Dear John and Thomas,

Thank you for your useful suggestion.

I normalized my dataset again after realignment
with reslicing and the odd signal jumps/drops
have now disappeared.

This website also helped me understand what was
going on.
http://ceo1409.ceo.sai.jrc.it:8080/aladine/v1.2/tutorials/geomcorr/nearest/nn.html

With best wishes,

Kota KATANODA

John Ashburner wrote:

> I would guess that you have done image realignment without reslicing, and the
> spatial normalisation is incorporating the movement parameters.  This would
> make what is happening analagous to resampling the realigned images using
> nearest neighbour interpolation.
>
> If you translate an image by anything less than 1/2 voxel, then the resampled
> images would remain the same if nearest neighbour interpolation is used.  At
> a 1/2 voxel translation, the resampled image would suddenly be like a 1 voxel
> translation.  I think that what you are seeing are these sudden jumps.
>
> Best regards,
> -John
>
>
>
>> This is a question about nearest neighbour interpolation
>> used in the process of normalization.
>>
>> I normalized a functional dataset with this interpolation
>> method.

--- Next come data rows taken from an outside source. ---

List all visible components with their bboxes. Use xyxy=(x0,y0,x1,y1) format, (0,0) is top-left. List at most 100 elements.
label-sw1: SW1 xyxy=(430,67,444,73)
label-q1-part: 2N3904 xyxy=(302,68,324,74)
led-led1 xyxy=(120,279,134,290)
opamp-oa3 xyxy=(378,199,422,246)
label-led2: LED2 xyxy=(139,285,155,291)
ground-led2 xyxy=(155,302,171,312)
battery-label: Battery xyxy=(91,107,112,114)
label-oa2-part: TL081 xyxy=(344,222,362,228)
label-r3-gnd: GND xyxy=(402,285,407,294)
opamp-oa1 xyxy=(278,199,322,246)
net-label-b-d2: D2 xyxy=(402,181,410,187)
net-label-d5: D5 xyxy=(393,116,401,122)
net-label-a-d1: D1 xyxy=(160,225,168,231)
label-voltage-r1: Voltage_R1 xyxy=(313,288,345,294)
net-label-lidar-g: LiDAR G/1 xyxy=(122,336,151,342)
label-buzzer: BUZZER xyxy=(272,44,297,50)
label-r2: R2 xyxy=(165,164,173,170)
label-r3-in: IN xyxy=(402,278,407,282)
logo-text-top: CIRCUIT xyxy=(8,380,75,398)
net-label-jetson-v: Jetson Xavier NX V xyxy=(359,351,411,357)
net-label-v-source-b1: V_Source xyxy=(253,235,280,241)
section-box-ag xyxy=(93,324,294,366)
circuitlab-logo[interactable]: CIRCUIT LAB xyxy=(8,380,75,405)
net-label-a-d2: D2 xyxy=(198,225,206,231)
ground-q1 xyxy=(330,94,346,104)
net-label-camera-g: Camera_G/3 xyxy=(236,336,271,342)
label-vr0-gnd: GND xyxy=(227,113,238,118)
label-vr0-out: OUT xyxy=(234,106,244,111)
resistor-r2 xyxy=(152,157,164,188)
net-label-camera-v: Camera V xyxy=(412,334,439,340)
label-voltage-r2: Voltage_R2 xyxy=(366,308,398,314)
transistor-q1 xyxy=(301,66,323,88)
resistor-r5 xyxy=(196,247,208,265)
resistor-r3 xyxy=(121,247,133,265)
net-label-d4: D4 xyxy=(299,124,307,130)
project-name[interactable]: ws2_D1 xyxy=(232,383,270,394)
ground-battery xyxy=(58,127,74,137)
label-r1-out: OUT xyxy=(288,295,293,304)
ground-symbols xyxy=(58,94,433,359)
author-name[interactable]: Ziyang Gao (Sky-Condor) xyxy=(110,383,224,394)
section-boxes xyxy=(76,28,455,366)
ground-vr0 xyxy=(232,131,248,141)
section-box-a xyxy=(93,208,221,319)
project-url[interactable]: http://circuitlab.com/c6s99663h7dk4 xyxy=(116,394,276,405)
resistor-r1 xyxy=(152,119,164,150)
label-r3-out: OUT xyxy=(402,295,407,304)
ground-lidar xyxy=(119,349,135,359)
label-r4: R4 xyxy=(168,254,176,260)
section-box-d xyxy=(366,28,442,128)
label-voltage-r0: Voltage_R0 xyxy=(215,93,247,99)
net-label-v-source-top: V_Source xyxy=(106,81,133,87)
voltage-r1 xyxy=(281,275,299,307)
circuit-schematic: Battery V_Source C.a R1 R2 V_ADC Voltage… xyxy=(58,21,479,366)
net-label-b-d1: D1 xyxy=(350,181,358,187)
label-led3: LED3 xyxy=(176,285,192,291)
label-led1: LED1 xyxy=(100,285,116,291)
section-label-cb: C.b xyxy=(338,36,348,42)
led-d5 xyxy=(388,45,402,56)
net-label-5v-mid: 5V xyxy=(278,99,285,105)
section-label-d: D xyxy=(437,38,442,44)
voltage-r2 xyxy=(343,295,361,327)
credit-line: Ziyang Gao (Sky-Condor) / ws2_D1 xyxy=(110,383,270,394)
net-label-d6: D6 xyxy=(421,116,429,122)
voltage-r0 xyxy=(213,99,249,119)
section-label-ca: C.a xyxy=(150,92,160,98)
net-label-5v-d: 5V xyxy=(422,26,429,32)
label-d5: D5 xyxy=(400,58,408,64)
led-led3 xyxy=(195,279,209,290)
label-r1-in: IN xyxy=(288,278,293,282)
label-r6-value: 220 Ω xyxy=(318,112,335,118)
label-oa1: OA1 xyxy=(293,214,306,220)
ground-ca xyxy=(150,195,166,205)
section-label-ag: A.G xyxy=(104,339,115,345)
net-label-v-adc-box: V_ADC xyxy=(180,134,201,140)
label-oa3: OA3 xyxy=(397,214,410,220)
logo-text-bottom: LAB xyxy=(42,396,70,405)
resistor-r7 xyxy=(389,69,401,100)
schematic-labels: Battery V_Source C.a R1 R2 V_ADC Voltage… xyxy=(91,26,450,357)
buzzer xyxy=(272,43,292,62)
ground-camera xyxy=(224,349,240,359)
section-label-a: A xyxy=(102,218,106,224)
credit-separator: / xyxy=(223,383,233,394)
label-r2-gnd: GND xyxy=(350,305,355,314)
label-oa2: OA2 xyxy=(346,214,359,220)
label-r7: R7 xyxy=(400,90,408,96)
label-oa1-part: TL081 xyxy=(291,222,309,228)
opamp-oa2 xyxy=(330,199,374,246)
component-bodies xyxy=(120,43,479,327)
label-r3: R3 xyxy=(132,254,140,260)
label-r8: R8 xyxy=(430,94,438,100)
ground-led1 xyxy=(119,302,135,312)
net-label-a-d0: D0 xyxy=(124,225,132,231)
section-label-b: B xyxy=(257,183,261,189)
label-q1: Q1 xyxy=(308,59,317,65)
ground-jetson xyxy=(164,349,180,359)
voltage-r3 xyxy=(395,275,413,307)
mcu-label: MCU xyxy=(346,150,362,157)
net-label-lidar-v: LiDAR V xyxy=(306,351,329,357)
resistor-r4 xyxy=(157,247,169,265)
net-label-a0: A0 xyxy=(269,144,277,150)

The normalized images look fine, but in several
>> voxels, there are strange signal behaviors.
>>
>> The attached jpeg image shows an example. That is a plot of
>> a timecourse of one voxel in the grey matter. The signal
>> proceeds with small ups and downs for several time points,
>> but around the first one-third of the timecourse, it
>> suddenly jumps up, and after that it proceeds normally
>> again.
>>
>> Such an odd signal behavior is seen in many other voxels.
>> Some show jump-ups, some show drop-downs, and others show
>> both. Those voxels seem to be distributed around the whole
>> brain randomly.
>>
>> I tried normalizing the same data set with the other two
>> interpolation methods, sinc and bilinear. In these two cases
>> no strange signal behaviors were observed.